Digital world globe, concept of global network and connectivity on Earth, high speed data transfer and cyber technology, information exchange and international telecommunication
Note n° 17, Rim Tahri, Mai 2025
L’Intelligence Artificielle (IA) se positionne comme une technologie de pointe, promise à redessiner en profondeur le paysage économique mondial. En Afrique, son potentiel pour le développement est de plus en plus exploré et ses technologies sont vues comme un levier important pour l’Afrique « qui a connu la croissance d’utilisateurs mobiles la plus forte (soit +5.6% par rapport à 2019) » (Badaoui, Najah, 2021) . Des estimations suggèrent même que l’IA pourrait ajouter 1200 milliards de dollars à l’économie africaine d’ici 2030 (Africa 24, 2025). Malgré un regain d’intérêt marqué ces dernières années, les pays africains sont confrontés à des défis substantiels dans son adoption et son intégration, notamment en raison d’inégalités structurelles et de fractures numériques persistantes. Sur le plan politique, cela nécessite une volonté politique forte et l’élaboration de stratégies nationales et continentales car « Une réglementation locale est cruciale pour encadrer l’utilisation de l’IA de manière réaliste. » (Allen, 2024). Sur le plan économique, l’IA nécessite des investissements massifs et concertés de la part des gouvernements et du secteur privé africains tandis que socialement, il est indispensable de renforcer les capacités humaines en développant les compétences et les talents en IA à tous les niveaux, notamment l’éducation et la recherche (Union africaine, 2024). Nous nous demandons donc : Comment l’Afrique peut-elle développer l’IA sans subir une nouvelle forme de cybercolonisation ? Nous allons d’abord analyser le potentiel de l’IA en Afrique, puis ses obstacles au développement pour enchainer avec les risques de cybercolonisation, les différents progrès réalisés et enfin, les stratégies et pistes d’actions en cours.
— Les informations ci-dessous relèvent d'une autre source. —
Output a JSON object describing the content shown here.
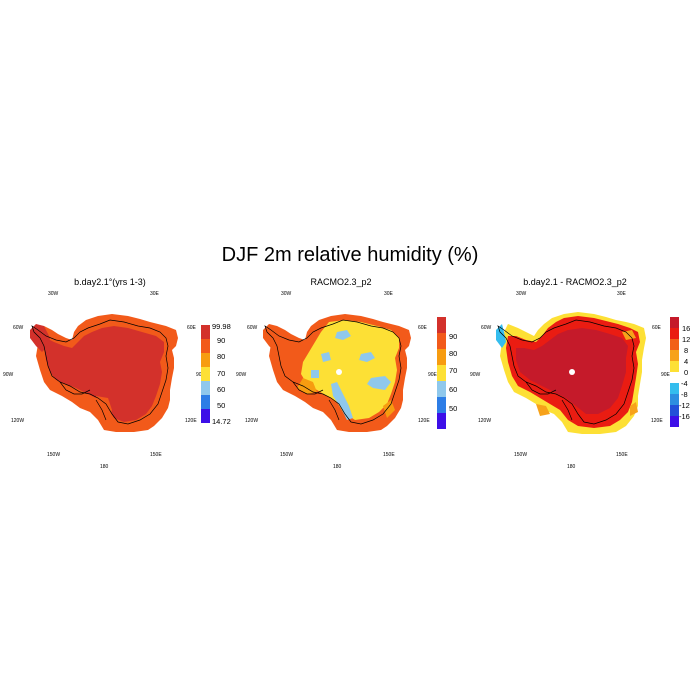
{
  "title": "DJF 2m relative humidity (%)",
  "panels": [
    {
      "title": "b.day2.1°(yrs 1-3)",
      "lon_labels": {
        "w30": "30W",
        "e30": "30E",
        "w60": "60W",
        "e60": "60E",
        "w90": "90W",
        "e90": "90E",
        "w120": "120W",
        "e120": "120E",
        "w150": "150W",
        "e150": "150E",
        "s180": "180"
      },
      "colorbar": {
        "colors": [
          "#3d0fe8",
          "#2d7de6",
          "#8fc8ec",
          "#fde035",
          "#f79c10",
          "#f25a1a",
          "#d3312b"
        ],
        "labels": [
          "14.72",
          "50",
          "60",
          "70",
          "80",
          "90",
          "99.98"
        ]
      }
    },
    {
      "title": "RACMO2.3_p2",
      "lon_labels": {
        "w30": "30W",
        "e30": "30E",
        "w60": "60W",
        "e60": "60E",
        "w90": "90W",
        "e90": "90E",
        "w120": "120W",
        "e120": "120E",
        "w150": "150W",
        "e150": "150E",
        "s180": "180"
      },
      "colorbar": {
        "colors": [
          "#3d0fe8",
          "#2d7de6",
          "#8fc8ec",
          "#fde035",
          "#f79c10",
          "#f25a1a",
          "#d3312b"
        ],
        "labels": [
          "50",
          "60",
          "70",
          "80",
          "90"
        ]
      }
    },
    {
      "title": "b.day2.1 - RACMO2.3_p2",
      "lon_labels": {
        "w30": "30W",
        "e30": "30E",
        "w60": "60W",
        "e60": "60E",
        "w90": "90W",
        "e90": "90E",
        "w120": "120W",
        "e120": "120E",
        "w150": "150W",
        "e150": "150E",
        "s180": "180"
      },
      "colorbar": {
        "colors": [
          "#3d0fe8",
          "#2350d8",
          "#2d8ee0",
          "#34bdee",
          "#ffffff",
          "#fde035",
          "#f7a21a",
          "#f26018",
          "#ea1c12",
          "#c51a2a"
        ],
        "labels": [
          "-16",
          "-12",
          "-8",
          "-4",
          "0",
          "4",
          "8",
          "12",
          "16"
        ]
      }
    }
  ],
  "colors": {
    "dark_red": "#d3312b",
    "orange": "#f25a1a",
    "light_orange": "#f79c10",
    "yellow": "#fde035",
    "light_blue": "#8fc8ec",
    "red": "#ea1c12"
  }
}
Le potentiel de l’IA en Afrique : opportunités et contexte d’émergence
Le mathématicien Cédric Villani définit le concept de cybercolonisation comme « l’exploitation de ressources locales par des systèmes qui attirent la valeur ajoutée vers leur propre économie, à l’instar des grandes plateformes technologiques » (Badaoui, Najah, 2021), soulignant d’emblée que l’écosystème numérique, bien que porteur de promesses et d’opportunités, n’est pas sans risques pour le continent africain. L’IA est ainsi perçue comme un levier de développement important pour l’Afrique. Son impact potentiel dépasse les frontières des industries, redéfinissant la gouvernance et les secteurs «porteurs de l’économie africaine, tels que la santé, l’éducation, l’agriculture ou encore la sécurité nationale » (Badaoui, Najah, 2021). Par exemple, dans le domaine de la santé, l’IA est perçue comme une opportunité pour aider le personnel médical (Yameogo, 2021) et même un facteur de développement. Au Ghana, une start-up appelée « Mpharma » a créé une plateforme alimentée par l’IA pour aider les pharmaciens et les médecins dans le diagnostic et la prescription de médicaments. Au-delà de la santé, l’IA est envisagée dans de nombreux autres domaines (Azaroual, 2024). Dans l’agriculture, des plateformes de données en Afrique facilitent l’accès à des informations cruciales pour les agriculteurs, conduisant à une amélioration des rendements. Le secteur financier bénéficie également de l’IA, notamment pour l’amélioration de la sécurité des transactions et la détection des risques. En Afrique du Sud, une startup a développé une plateforme alimentée par l’IA qui aide les institutions financières à réaliser une vérification plus précise et sécurisée de l’identité de leurs clients. De ce fait, l’implantation de l’IA en Afrique et les innovations qui en découlent sont des enjeux qui impliquent plusieurs acteurs de manière générale tels que «les décideurs politiques, les universités, les grandes entreprises, les startups et les partenariats multi-acteurs » (Azaroual, 2024)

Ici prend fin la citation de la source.